Ms Gallagher: No, I am enjoying it. I am enjoying the story.

MR SMYTH: I am shocked that she would laugh at an important issue such as road base. If you get a plastic bag of the aggregate, as it is when it is laid, and you have got those large stones, which are often 20 millimetres in diameter or bigger—now Mr Coe is laughing at me, Mr Speaker; I seek your protection. The problem is that the issue of the compacting, along with putting water into the equation, can turn it almost into a claylike substance, almost like a putty, and it becomes quite soft. Once large amounts of water get in under the upper layers of the bitumen it lifts and you get the start of potholes.

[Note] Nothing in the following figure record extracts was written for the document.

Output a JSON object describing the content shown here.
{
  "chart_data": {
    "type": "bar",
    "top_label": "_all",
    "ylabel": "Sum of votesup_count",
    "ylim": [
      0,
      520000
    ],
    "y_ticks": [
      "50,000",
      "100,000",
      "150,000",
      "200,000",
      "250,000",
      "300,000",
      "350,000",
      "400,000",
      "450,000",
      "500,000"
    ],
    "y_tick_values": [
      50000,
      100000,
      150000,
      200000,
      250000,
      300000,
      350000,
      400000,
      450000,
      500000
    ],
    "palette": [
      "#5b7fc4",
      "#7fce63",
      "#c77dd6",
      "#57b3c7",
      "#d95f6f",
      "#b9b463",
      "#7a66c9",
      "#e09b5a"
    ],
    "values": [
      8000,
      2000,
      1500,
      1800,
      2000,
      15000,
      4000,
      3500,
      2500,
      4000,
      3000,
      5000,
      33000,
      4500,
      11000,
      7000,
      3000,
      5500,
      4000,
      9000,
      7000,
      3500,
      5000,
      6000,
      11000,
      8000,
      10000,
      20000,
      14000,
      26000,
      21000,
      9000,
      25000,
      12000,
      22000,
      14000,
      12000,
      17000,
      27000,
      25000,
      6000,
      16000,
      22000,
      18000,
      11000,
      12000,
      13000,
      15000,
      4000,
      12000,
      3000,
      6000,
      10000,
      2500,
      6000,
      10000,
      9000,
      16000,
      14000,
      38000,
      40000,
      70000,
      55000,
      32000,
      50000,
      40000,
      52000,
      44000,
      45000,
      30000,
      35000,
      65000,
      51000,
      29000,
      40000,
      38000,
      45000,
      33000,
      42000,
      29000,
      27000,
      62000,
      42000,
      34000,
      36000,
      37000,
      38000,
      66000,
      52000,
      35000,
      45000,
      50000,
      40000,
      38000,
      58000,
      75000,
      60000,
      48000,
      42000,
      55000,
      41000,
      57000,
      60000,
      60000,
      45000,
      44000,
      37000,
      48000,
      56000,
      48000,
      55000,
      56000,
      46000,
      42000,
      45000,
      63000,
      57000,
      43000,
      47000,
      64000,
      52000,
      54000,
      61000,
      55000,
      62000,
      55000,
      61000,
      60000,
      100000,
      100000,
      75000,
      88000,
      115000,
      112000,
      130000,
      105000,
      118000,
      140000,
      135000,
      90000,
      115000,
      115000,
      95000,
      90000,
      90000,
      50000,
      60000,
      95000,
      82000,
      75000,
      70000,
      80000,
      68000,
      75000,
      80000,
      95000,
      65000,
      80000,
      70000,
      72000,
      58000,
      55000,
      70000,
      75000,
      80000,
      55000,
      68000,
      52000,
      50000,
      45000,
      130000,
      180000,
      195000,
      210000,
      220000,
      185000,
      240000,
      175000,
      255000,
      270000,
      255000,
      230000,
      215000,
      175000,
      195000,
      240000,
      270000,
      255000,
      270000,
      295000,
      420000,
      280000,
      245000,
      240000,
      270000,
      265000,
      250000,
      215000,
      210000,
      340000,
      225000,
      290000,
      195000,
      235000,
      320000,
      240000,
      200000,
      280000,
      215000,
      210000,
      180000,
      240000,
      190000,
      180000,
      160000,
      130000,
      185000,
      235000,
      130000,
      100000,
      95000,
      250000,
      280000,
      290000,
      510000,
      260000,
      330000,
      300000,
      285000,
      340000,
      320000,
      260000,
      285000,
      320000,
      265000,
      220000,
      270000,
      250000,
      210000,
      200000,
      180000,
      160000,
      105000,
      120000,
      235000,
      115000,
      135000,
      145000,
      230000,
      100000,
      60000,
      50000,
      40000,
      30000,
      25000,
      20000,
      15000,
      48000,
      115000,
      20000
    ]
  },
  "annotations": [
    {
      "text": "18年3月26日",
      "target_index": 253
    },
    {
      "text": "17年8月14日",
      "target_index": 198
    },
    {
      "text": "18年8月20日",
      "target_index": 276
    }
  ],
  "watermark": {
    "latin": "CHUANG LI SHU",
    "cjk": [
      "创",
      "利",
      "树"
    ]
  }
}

If it is not treated properly and effectively, the long-term debt that comes to the people of the ACT because of insufficient road rehabilitation gets out of hand quite quickly. Mr Hargreaves has joined us. He knows all about resealing programs, as a former Minister for Territory and Municipal Services. The important thing is to make sure that the process goes ahead. It must be done annually. The amount of road surface that is resealed needs to be done consistently and it needs to meet the age profile of the roads that exist in the territory so that, as taxpayers, we get the safest roads that we can have to drive on but we also get the most effective and efficient use out of the financing of rehabilitating roads and keeping that road surface working adequately for the people of the ACT.

I note Mr Coe’s amendment has been circulated. It is a very fine amendment. It is important, as I think Mr Coe says in one note, that the poor condition and planning of roadwork has meant that a large number of major projects have occurred in the ACT simultaneously, with negative impacts on commuters. We saw that recently with work being done on London Circuit and Northbourne Avenue at the same time.

Paragraph (2) condemns the ACT government for the poor planning of our current and future infrastructure needs. You can see that in the Gungahlin Drive extension debacle that this Chief Minister has presided over. We await the outcomes of the inquiries into the collapse of the bridge on the weekend. But the point is that this road should have been completed on time and on budget, which to my memory was July 2005. Here we are in August 2010 and the road still has not been completed.

It causes an enormous amount of grief to those people coming from outside the territory every morning down the Barton Highway and, in particular, those residents of Gungahlin that rely on this road. This road should have been in place in 2005, as promised. We all remember Mr Corbell’s mantra of “on time, on budget”. Well, it is not on time and it is not on budget and the completion date seems to have been pushed back further and further and further.

Mr Coe then goes on to call on the government to develop road, parking, cycling, pedestrian and public infrastructure before existing infrastructure reaches capacity. That is a prudent move.